Les présidents tchadien et nigérien ont promis mercredi à N’Djamena de tout faire pour revitaliser la force antidjihadiste conjointe du G5 Sahel après le départ du Mali. Les deux pays ont également signé un accord de coopération sécuritaire dont rien n’a filtré.

Le Nigérien Mohamed Bazoum, en visite chez son homologue et voisin le président « de transition » Mahamat Idriss Déby Itno, a également éludé une question sur le détail du redéploiement à venir dans son pays des forces françaises de l’opération Barkhane, poussées hors du Mali par la junte au pouvoir.

« La décision du retrait du Mali est un épisode qui va être dépassé, il y aura bientôt une réunion » entre les quatre autres pays alliés dans le G5 Sahel –Tchad, Niger, Burkina Faso et Mauritanie– « pour faire en sorte que le G5 soit viable », a martelé M. Bazoum lors d’une conférence de presse.

Bamako a annoncé le 16 mai qu’il quittait cette alliance dont les armés combattent, au côté de Barkhane, les nombreux groupes djihadistes qui ensanglantent le Sahel et s’étendent inexorablement vers le sud du continent.

« Nous n’avons pas encore considéré que c’est terminé pour le G5 Sahel, nous allons nous battre », a martelé Mohamed Bazoum, sans commenter la décision de Bamako.

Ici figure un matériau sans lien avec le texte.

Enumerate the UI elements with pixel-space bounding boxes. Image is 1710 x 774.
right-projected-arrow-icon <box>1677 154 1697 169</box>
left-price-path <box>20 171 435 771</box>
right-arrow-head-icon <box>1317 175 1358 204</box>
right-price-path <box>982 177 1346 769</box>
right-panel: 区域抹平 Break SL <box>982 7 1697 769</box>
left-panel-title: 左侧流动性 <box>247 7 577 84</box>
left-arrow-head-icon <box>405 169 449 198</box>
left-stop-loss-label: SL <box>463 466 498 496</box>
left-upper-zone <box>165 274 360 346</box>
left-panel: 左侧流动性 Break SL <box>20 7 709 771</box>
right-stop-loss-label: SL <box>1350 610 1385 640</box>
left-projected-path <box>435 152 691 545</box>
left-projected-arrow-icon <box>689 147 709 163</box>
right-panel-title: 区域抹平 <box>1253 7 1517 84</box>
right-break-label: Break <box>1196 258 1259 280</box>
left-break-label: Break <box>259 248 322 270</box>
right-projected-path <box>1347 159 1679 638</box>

Le jeune général Déby, proclamé « président de transition » à la tête d’une junte de 15 généraux à la mort de son père Idriss Déby Itno il y a quinze mois, a « regretté », lui, le départ du Mali. « Restons optimiste et espérons qu’il revienne sur sa décision », a-t-il lancé.

La France, qui a déployé pendant plusieurs années des milliers de militaires au Mali (jusqu’à 5.100 hommes), a été poussée vers la sortie par la junte au pouvoir depuis août 2020.

Maintien de 1000 soldats français au Niger

Au Niger, nouveau partenaire privilégié de l’armée française, Paris maintiendra plus d’un millier d’hommes, trois avions de combat, six drones armés et quatre à six hélicoptères, a indiqué récemment Paris qui n’en dit pas plus mais assure régulièrement que ses troupes n’opéreront désormais plus en substitution des armées locales mais en « soutien », au gré des besoins des pays concernés.

Interrogé par l’AFP sur le dispositif français souhaité par son pays, Mohamed Bazoum a éludé la question. « Nous sommes en train de discuter avec nos partenaires pour redéfinir le redéploiement », a-t-il simplement assuré.

Les deux chefs d’État, qui ont annoncé sans plus de détails avoir signé un nouvel « accord dans le domaine de la sécurité », n’ont pas dit un mot sur le redéploiement de leurs propres troupes dans le Sahel, rendu nécessaire par la réduction de la voilure française.

L’état-major français de l’opération qui succédera à Barkhane sera pour l’heure maintenu à N’Djamena, mais ses effectifs seront allégés, selon Paris. La puissante armée tchadienne, qui se déploie régulièrement chez ses voisins, est le principal pilier local de la guerre contre les djihadistes.